Investir, créer une entreprise ou acquérir un bien immobilier en Andorre peut être une excellente stratégie de développement… à condition de sécuriser un point essentiel : la fiscalité entre la France et l’Andorre. C’est précisément l’objectif de la Convention de Double Imposition (CDI) France–Andorre, qui encadre la répartition du droit d’imposer entre les deux États, évite qu’un même revenu soit taxé deux fois, et renforce la transparence via l’échange d’informations.
Dans ce guide, nous faisons le point sur les mécanismes clés de la CDI et les réflexes à adopter pour investir ou entreprendre en Andorre dans un cadre légal, cohérent et documenté.
Table des matières
ToggleQu’est-ce que la CDI entre la France et l’Andorre et comment protège-t-elle l’investisseur ?
La Convention de Double Imposition France–Andorre est un traité fiscal bilatéral.

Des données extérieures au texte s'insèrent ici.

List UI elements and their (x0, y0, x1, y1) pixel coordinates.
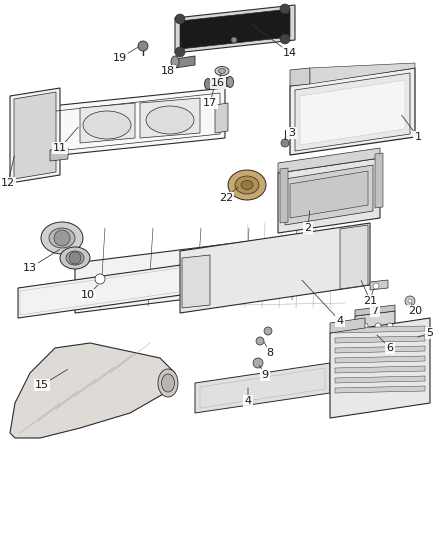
Polygon shape (290, 68, 415, 155)
Ellipse shape (171, 56, 179, 68)
Polygon shape (18, 263, 195, 318)
Polygon shape (375, 153, 383, 208)
Circle shape (253, 358, 263, 368)
Text: 15: 15 (35, 380, 49, 390)
Circle shape (231, 37, 237, 43)
Polygon shape (290, 68, 310, 86)
Polygon shape (310, 63, 415, 84)
Text: 21: 21 (363, 296, 377, 306)
Polygon shape (215, 103, 228, 133)
Polygon shape (335, 346, 425, 353)
Ellipse shape (228, 170, 266, 200)
Polygon shape (80, 103, 135, 143)
Polygon shape (335, 356, 425, 363)
Circle shape (95, 274, 105, 284)
Circle shape (362, 323, 368, 329)
Ellipse shape (226, 77, 233, 87)
Circle shape (69, 252, 81, 264)
Ellipse shape (205, 78, 212, 90)
Text: 14: 14 (283, 48, 297, 58)
Polygon shape (50, 148, 68, 161)
Text: 16: 16 (211, 78, 225, 88)
Ellipse shape (41, 222, 83, 254)
Polygon shape (335, 326, 425, 333)
Polygon shape (300, 80, 405, 145)
Circle shape (264, 327, 272, 335)
Polygon shape (140, 98, 200, 138)
Polygon shape (32, 88, 225, 158)
Text: 3: 3 (289, 128, 296, 138)
Circle shape (375, 323, 381, 329)
Text: 11: 11 (53, 143, 67, 153)
Text: 13: 13 (23, 263, 37, 273)
Ellipse shape (66, 251, 84, 265)
Polygon shape (355, 311, 395, 341)
Polygon shape (355, 305, 395, 316)
Text: 8: 8 (266, 348, 274, 358)
Circle shape (281, 139, 289, 147)
Text: 10: 10 (81, 290, 95, 300)
Polygon shape (335, 366, 425, 373)
Circle shape (54, 230, 70, 246)
Polygon shape (340, 225, 368, 289)
Polygon shape (182, 255, 210, 308)
Polygon shape (278, 158, 380, 233)
Polygon shape (278, 148, 380, 173)
Text: 5: 5 (427, 328, 434, 338)
Ellipse shape (162, 374, 174, 392)
Text: 7: 7 (371, 306, 378, 316)
Polygon shape (10, 343, 175, 438)
Text: 9: 9 (261, 370, 268, 380)
Text: 4: 4 (336, 316, 343, 326)
Circle shape (280, 34, 290, 44)
Circle shape (280, 4, 290, 14)
Ellipse shape (146, 106, 194, 134)
Polygon shape (280, 168, 288, 223)
Ellipse shape (215, 67, 229, 76)
Text: 19: 19 (113, 53, 127, 63)
Text: 1: 1 (414, 132, 421, 142)
Text: 2: 2 (304, 223, 311, 233)
Ellipse shape (241, 181, 253, 190)
Polygon shape (195, 363, 330, 413)
Ellipse shape (235, 176, 259, 194)
Circle shape (405, 296, 415, 306)
Ellipse shape (158, 369, 178, 397)
Polygon shape (290, 171, 368, 218)
Polygon shape (175, 5, 295, 53)
Ellipse shape (219, 69, 226, 74)
Polygon shape (335, 386, 425, 393)
Text: 20: 20 (408, 306, 422, 316)
Text: 4: 4 (244, 396, 251, 406)
Polygon shape (370, 280, 388, 290)
Polygon shape (330, 318, 365, 333)
Text: 6: 6 (386, 343, 393, 353)
Polygon shape (10, 88, 60, 183)
Circle shape (256, 337, 264, 345)
Circle shape (175, 14, 185, 24)
Text: 18: 18 (161, 66, 175, 76)
Circle shape (408, 299, 412, 303)
Polygon shape (285, 165, 373, 225)
Polygon shape (330, 318, 430, 418)
Ellipse shape (83, 111, 131, 139)
Circle shape (138, 41, 148, 51)
Ellipse shape (49, 228, 75, 248)
Polygon shape (208, 77, 230, 89)
Polygon shape (175, 56, 195, 68)
Circle shape (373, 283, 379, 289)
Text: 17: 17 (203, 98, 217, 108)
Text: 22: 22 (219, 193, 233, 203)
Polygon shape (180, 223, 370, 313)
Polygon shape (335, 336, 425, 343)
Polygon shape (75, 228, 355, 313)
Circle shape (175, 47, 185, 57)
Polygon shape (295, 73, 410, 151)
Ellipse shape (60, 247, 90, 269)
Text: 12: 12 (1, 178, 15, 188)
Polygon shape (335, 376, 425, 383)
Polygon shape (14, 92, 56, 179)
Circle shape (387, 323, 393, 329)
Polygon shape (180, 9, 290, 49)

Son rôle est double :
- Éviter la double imposition : empêcher que la France et l’Andorre taxent simultanément le même revenu (dividendes, intérêts, revenus immobiliers, etc.).

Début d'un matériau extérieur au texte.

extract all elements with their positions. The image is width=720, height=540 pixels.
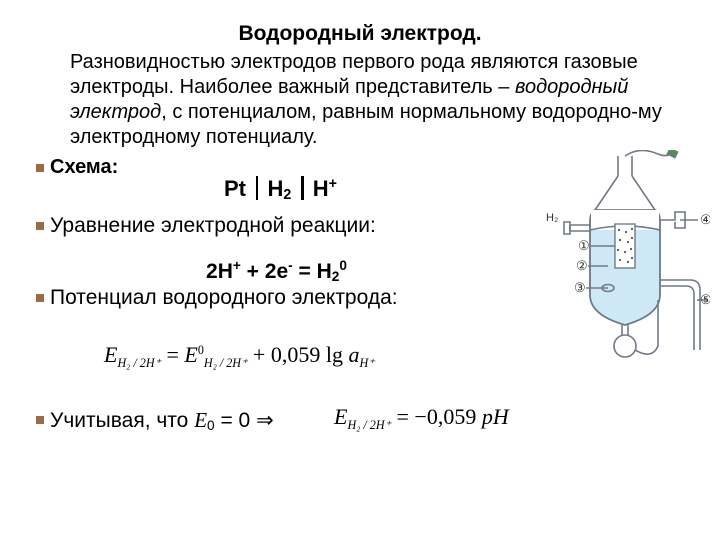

- Prévenir l’évasion fiscale : encadrer les situations abusives et permettre un échange d’informations entre administrations fiscales.
Dans la pratique, la CDI clarifie notamment :
- où un revenu doit être imposé (en France, en Andorre, ou partiellement dans les deux),
- comment la double imposition est neutralisée (par exemption ou crédit d’impôt selon les cas),
- quelles conditions doivent être respectées pour bénéficier des avantages conventionnels.
Pourquoi cette convention fiscale était-elle nécessaire ?
Historiquement, les relations fiscales franco-andorranes ont nécessité un cadre moderne : d’un côté, une forte mobilité de personnes et de capitaux ; de l’autre, la nécessité de rassurer sur la transparence et d’éviter que l’Andorre soit utilisée sans véritable activité économique. La CDI répond à cette logique en créant un terrain commun : règles de répartition, coopération administrative, et clauses anti-abus.
Quels sont les impôts français et andorrans concernés ?
La CDI vise les impôts directs sur le revenu et sur les bénéfices. Pour les personnes physiques, elle s’applique aux revenus imposables (selon leur nature) ; pour les entreprises, elle encadre l’imposition des bénéfices, dividendes, intérêts, plus-values, etc.
Création d’entreprise : comment sont imposés les bénéfices andorrans ?
Créer une structure en Andorre attire souvent pour des raisons opérationnelles (proximité, stabilité, cadre économique) et fiscales. Mais la question essentielle n’est pas “où est la société immatriculée ?” : c’est où est réellement exercée l’activité.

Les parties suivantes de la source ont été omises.